NBP’s revenues, margins and cash flows will not increase as planned if it fails to implement the key elements of its strategy, and its ability to successfully implement this strategy is dependent at least in part on factors beyond NBP’s control. For example, the willingness of consumers to purchase value-added products depends in part on economic conditions. In periods of economic uncertainty, consumers tend to purchase more private label or less-expensive products.

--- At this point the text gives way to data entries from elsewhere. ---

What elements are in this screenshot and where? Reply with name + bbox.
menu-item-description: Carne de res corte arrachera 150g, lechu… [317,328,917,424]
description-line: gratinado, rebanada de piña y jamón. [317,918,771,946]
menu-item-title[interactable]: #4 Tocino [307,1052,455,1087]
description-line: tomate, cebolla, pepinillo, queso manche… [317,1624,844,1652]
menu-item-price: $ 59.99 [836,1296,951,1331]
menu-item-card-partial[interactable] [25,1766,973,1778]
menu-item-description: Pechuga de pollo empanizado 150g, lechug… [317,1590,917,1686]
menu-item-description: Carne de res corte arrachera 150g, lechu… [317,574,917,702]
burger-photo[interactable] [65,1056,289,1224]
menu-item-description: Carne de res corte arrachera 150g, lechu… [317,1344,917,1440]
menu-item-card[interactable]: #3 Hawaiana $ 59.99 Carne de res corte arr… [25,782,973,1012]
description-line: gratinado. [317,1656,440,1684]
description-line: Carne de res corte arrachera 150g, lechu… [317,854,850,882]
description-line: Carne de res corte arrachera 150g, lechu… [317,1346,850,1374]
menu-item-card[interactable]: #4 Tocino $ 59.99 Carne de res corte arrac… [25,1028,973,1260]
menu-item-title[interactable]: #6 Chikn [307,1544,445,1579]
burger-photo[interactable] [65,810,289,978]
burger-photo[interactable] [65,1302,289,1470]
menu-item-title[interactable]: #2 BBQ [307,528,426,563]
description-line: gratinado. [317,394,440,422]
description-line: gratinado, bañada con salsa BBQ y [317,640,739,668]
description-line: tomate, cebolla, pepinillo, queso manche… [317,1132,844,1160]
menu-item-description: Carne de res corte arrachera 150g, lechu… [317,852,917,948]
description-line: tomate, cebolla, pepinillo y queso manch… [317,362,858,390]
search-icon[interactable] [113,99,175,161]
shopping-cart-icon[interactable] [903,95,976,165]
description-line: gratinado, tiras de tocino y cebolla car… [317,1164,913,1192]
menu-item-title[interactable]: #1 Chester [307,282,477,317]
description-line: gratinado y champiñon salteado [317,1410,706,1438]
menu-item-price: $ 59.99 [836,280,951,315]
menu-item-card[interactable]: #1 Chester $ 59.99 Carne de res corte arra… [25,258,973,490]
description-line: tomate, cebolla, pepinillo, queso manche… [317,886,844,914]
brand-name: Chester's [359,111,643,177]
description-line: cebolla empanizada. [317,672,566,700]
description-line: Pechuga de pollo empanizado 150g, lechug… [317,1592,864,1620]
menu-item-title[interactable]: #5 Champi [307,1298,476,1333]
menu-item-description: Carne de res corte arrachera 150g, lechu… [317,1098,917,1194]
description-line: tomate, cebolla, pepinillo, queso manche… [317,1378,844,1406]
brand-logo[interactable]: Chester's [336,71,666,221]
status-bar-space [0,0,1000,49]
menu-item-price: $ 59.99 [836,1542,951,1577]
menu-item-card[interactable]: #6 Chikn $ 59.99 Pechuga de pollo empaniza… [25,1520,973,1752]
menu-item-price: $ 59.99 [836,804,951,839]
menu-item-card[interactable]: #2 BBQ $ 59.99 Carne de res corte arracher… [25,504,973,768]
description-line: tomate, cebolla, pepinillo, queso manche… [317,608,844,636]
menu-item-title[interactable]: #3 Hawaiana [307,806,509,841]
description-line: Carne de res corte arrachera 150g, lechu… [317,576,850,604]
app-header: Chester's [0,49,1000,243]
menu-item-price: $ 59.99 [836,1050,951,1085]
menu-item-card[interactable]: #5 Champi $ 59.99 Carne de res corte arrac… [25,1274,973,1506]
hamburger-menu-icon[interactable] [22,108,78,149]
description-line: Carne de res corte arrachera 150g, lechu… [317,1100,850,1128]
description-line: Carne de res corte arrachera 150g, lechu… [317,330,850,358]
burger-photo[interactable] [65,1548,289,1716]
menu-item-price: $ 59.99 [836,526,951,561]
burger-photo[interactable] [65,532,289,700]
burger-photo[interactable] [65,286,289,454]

Thus, if NBP encounters periods of economic uncertainty, the sales volume for its value-added products could suffer. Also, NBP may not be successful in identifying favorable international expansion opportunities.
Changes in consumer preferences could adversely affect NBP’s business.
The food industry in general is subject to changing consumer trends, demands and preferences. NBP’s products compete with other protein sources, such as pork and poultry, and other foods. Trends within the food industry change often and the failure to anticipate, identify or react to changes in these trends could lead to, among other things, reduced demand and price reductions for NBP’s products, and could have a material adverse effect on NBP’s business, financial condition, results of operations and cash flows. In addition, NBP does not have any other material lines of business or other sources of revenue to rely upon if it is unable to efficiently process and sell beef products or if the market for beef declines. This lack of diversification means that NBP may not be able to adapt to changing market conditions or withstand any significant decline in the beef industry.